上来后文瘸子和这个主家进了他家院子,关上门。文瘸子说:这是个墓,就怕不是一般的墓。反正是墓也挖出半个来了,你再填上也不算是个事。这样,你好好想想,你家大门口这一片以前是有过什么?
主家中年男人:没有什么。额从小记得这是个果园子,里头有额爷爷、额爹他们种的果树。额家的院子这不是就挨着果园子。没有听说过有什么墓子啊!
文瘸子:看起来,你也不知道多少。我等着你,你出去问问村里年纪最大的,看看这片在过去是块什么地方。
这个人着急忙慌出去了一阵回来了:额问我们村里头那个都九十多的老娘娘了,她说从她记事起,这里就是个果园子,里头种的都是梨树。他也没听说有什么墓子。
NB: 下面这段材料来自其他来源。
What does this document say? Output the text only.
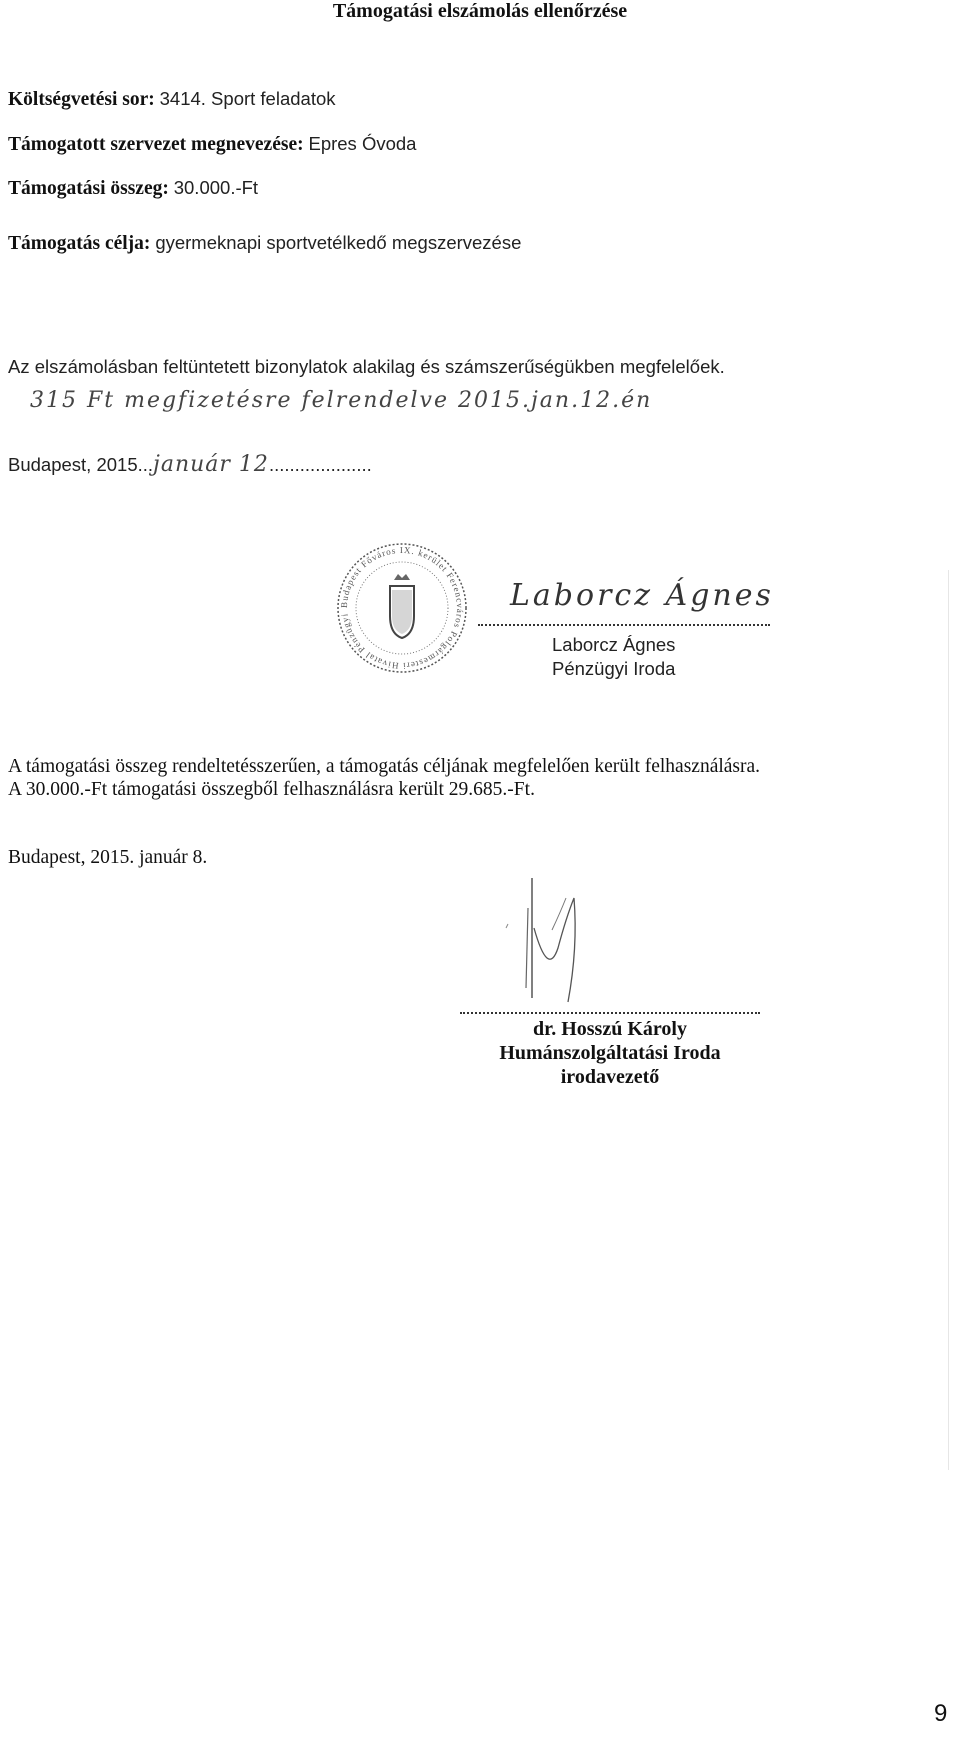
Támogatási elszámolás ellenőrzése
Költségvetési sor: 3414. Sport feladatok
Támogatott szervezet megnevezése: Epres Óvoda
Támogatási összeg: 30.000.-Ft
Támogatás célja: gyermeknapi sportvetélkedő megszervezése
Az elszámolásban feltüntetett bizonylatok alakilag és számszerűségükben megfelelőek.
315 Ft megfizetésre felrendelve 2015.jan.12.én
Budapest, 2015...január 12....................
Budapest Főváros IX. kerület Ferencváros Polgármesteri Hivatal Pénzügyi
Laborcz Ágnes
Laborcz Ágnes
Pénzügyi Iroda
A támogatási összeg rendeltetésszerűen, a támogatás céljának megfelelően került felhasználásra.
A 30.000.-Ft támogatási összegből felhasználásra került 29.685.-Ft.
Budapest, 2015. január 8.
dr. Hosszú Károly
Humánszolgáltatási Iroda
irodavezető
9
文瘸子:也许能好办些。你去叫来喜上来吧。今天的营生肯定是没有办法干了。我测算好日子和时辰,你准备东西,我们给它把这个墓子换个地方!
中年男人以为自己听错了:给墓子换个地方!可不行,可不行!额还有一家人要活呢,要是鬼鬼神神感觉见不美气(不美气,就是不高兴的意思),妨额么家人怎么办?
文瘸子:我和你说过我是干什么的!再说了,要是不换地方,你给人家挖开了,能再埋上就算是了?好比你给人家大门楼推塌了,不管走了就行了?你看着办吧!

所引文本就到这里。